The good news is that once Critical Listening Mode is activated, it will continue to serve high-resolution streams – you won’t have to re-enable it every time you start a stream. But to be honest, the default CD-quality streams provide plenty of pizzazz for anyone other than the golden-eared crowd listening to high-end gear.
Finally, let’s discuss Play-Fi Headphone, which was added to the standard in 2018. Selecting this setting in the Play-Fi app mutes whatever networked audio device was playing and redirects the stream to the headphone jack on the Play-Fi device app is running. On an iPhone, the connection is made through the phone’s Lightning port, and you’ll need a Lightning-to-3.5mm adapter for your headphones.
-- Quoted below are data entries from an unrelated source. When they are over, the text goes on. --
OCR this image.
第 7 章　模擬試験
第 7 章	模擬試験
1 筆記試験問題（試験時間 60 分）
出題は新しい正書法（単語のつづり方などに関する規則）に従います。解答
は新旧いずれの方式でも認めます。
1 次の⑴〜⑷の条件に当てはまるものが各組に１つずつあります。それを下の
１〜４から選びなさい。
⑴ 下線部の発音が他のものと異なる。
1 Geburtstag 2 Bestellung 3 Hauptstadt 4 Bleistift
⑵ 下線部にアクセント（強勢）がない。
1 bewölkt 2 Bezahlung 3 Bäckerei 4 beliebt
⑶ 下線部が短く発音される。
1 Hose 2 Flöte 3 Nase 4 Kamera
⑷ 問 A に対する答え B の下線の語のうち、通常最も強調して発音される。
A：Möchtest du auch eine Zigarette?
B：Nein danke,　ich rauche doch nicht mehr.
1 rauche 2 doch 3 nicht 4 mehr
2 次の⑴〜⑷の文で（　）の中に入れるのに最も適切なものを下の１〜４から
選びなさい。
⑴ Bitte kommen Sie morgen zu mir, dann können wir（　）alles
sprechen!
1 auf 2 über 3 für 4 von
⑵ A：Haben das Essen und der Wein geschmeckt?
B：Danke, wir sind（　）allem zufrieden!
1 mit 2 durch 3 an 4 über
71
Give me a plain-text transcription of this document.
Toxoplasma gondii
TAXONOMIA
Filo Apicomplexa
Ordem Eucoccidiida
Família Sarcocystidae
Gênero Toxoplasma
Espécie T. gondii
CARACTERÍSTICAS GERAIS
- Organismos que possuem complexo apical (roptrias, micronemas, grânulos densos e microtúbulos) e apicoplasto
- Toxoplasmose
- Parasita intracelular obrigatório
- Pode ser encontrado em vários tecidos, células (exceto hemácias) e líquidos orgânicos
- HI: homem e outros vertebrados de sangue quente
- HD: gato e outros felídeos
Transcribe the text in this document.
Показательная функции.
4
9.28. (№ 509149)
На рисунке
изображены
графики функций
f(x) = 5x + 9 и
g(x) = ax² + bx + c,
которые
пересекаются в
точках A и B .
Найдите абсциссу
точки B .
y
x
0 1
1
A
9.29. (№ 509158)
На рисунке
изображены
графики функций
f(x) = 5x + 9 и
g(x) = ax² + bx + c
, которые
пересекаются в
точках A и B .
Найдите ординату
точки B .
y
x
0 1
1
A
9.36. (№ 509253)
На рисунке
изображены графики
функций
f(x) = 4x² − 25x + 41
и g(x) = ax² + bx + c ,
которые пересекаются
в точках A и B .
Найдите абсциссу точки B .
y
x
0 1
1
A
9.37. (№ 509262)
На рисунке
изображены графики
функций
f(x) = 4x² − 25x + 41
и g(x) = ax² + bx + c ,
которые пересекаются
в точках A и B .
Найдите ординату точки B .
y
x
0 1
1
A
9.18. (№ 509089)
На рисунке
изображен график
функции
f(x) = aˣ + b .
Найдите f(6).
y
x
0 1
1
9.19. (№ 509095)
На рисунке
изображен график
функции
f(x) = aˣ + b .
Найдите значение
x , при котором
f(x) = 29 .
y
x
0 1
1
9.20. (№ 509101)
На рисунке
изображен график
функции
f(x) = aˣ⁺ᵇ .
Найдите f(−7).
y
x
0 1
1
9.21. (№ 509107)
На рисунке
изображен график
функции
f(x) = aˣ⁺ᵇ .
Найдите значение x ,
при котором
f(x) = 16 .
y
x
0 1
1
The Play-Fi headphone app lets you stream music to the headphone jack on the device running the Play-Fi app (works with the iPhone Lightning-to-3.5mm headphone jack adapter).
Jonathan Takiff/Foundry
Headphone Play-Fi is limited to physically connected headphones, it does not work over Bluetooth connections. I also found that I could not use Play-Fi Headphone to stream music from online music services or internet radio stations to my wired headphones, it would only play music from sources connected to inputs analog or digital of the SVS Prime Wireless Pro: HDMI, Toslink, or analog RCA.
Did I mention…?
Sorry, one last sore point: The Play-Fi people need to come up with a cure for the smartphone locks I’ve experienced a few times when using the Play-Fi app on my iPhone 12 Pro to access the gazillion internet radio options which are supported to surf. at the streaming radio service vTuner (but not billed for it). My phone has frozen several times when I tap to connect to a station – Jamaica JamRockOne, for example—which appears on a channel menu but is not actually functioning. Or when the station is switched to a codec the system does not support.
Instead of announcing to the listener “this channel is no longer available” and letting you move on, the Play-Fi app will freeze and display a spinning wheel. You can sometimes unfreeze things by closing the app and relaunching it, but there have been other times when I’ve had to power and restart the phone. DTS and vTuner need to collaborate on a solution if they want to keep listeners fishing in the new waters of streaming radio.